Pirriwee Public is a beautiful little beachside primary school where children are taught that ‘sharing is caring.’ So how has the annual School Trivia Night ended in full-blown riot? Sirens are wailing. People are screaming. The principal is mortified.

And one parent is dead.

Was it a murder, a tragic accident or just good parents gone bad? As the parents at Pirriwee Public are about to discover, sometimes it’s the little lies that turn out to be the most lethal…

If you’ve ever suffered the school gate collection of children, you’ll recognise the politics and cliques described in this book!

Here, kindergarten moms are under the spotlight with Renata’s gang and Madeleine’s gang. Jane, a young single mother upsets the apple cart and, when she rescues Madeleine from a twisted ankle, is firmly slotted into the latter’s camp.

Celeste is married to the rich and good-looking Perry, who travels a lot. Beautiful herself, she is diffident and occasionally distracted, and the story of her marriage – and its fallout – is gripping.

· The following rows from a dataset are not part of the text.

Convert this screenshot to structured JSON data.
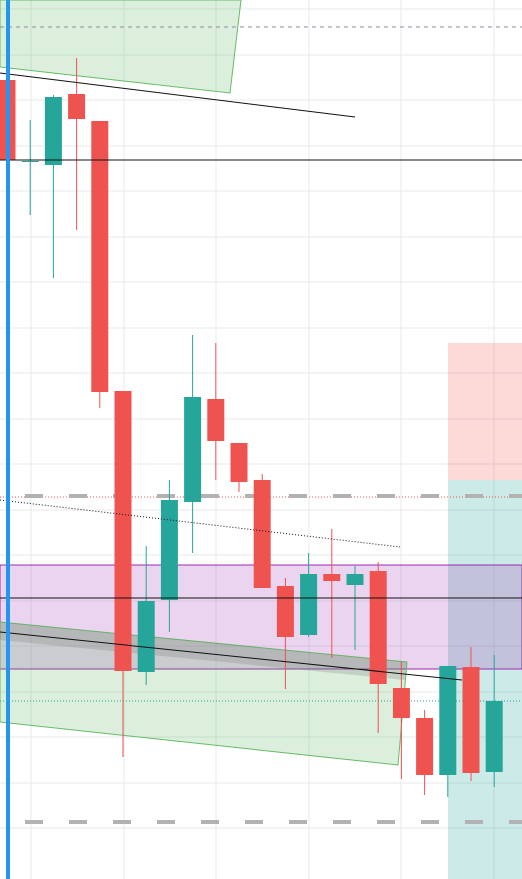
{
  "chart_data": {
    "type": "candlestick",
    "ylim": [
      0,
      879
    ],
    "up_color": "#26a69a",
    "down_color": "#ef5350",
    "open": [
      799,
      717,
      714,
      785,
      758,
      488,
      207,
      279,
      377,
      480,
      436,
      399,
      293,
      244,
      305,
      294,
      308,
      191,
      161,
      104,
      212,
      107
    ],
    "high": [
      799,
      759,
      784,
      821,
      758,
      488,
      333,
      399,
      544,
      536,
      436,
      405,
      301,
      326,
      350,
      313,
      317,
      217,
      169,
      213,
      232,
      224
    ],
    "low": [
      719,
      664,
      601,
      649,
      471,
      122,
      194,
      247,
      326,
      399,
      387,
      291,
      190,
      242,
      221,
      229,
      146,
      100,
      84,
      82,
      98,
      92
    ],
    "close": [
      719,
      718,
      782,
      760,
      487,
      208,
      278,
      379,
      482,
      438,
      397,
      291,
      242,
      305,
      298,
      305,
      195,
      161,
      104,
      213,
      106,
      178
    ]
  }
}
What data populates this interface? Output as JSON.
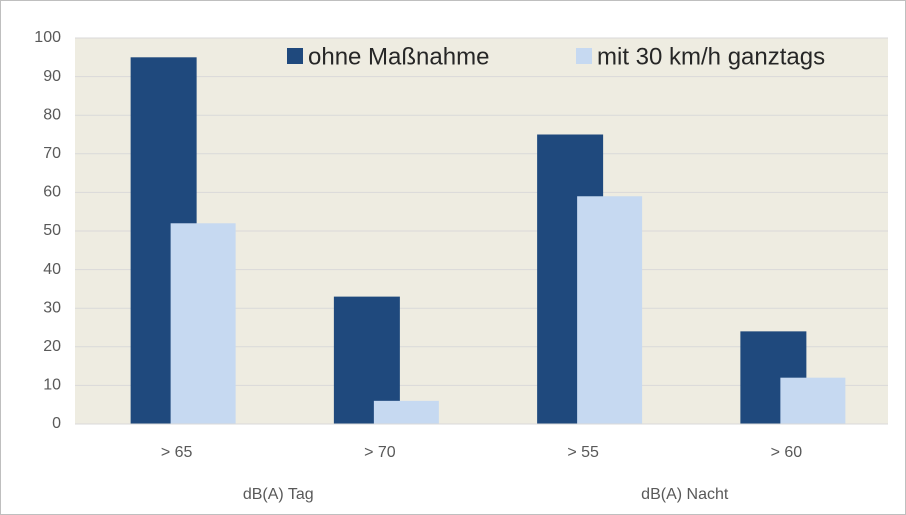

Everyone has secrets or fractures in their backgrounds – Jane and son Ziggy move every six months; Madeleine has to contend with ex-husband Nathan and his new wife, Bonnie,  whose daughter is also in the kindergarten class. There are affairs, career moms, stay at home moms, stay at home dads, part-time working moms, fulfilment, sacrifice, insecurities, half siblings – the whole gamut.

Moriarty handles all this with a deceptively light touch, illustrating perfectly the nuances of female friendships, the building of trust, the lies, the walls that build up, the things that get said, the things that are never seen.

The book nails several things perfectly: how quick we are to judge children, how quick we are to judge parents according to their children’s behaviour, how we assume that everyone else’s relationship is perfect, how difficult it is to negotiate step families and separations, how gossip magnifies the insignificant into the magnificent.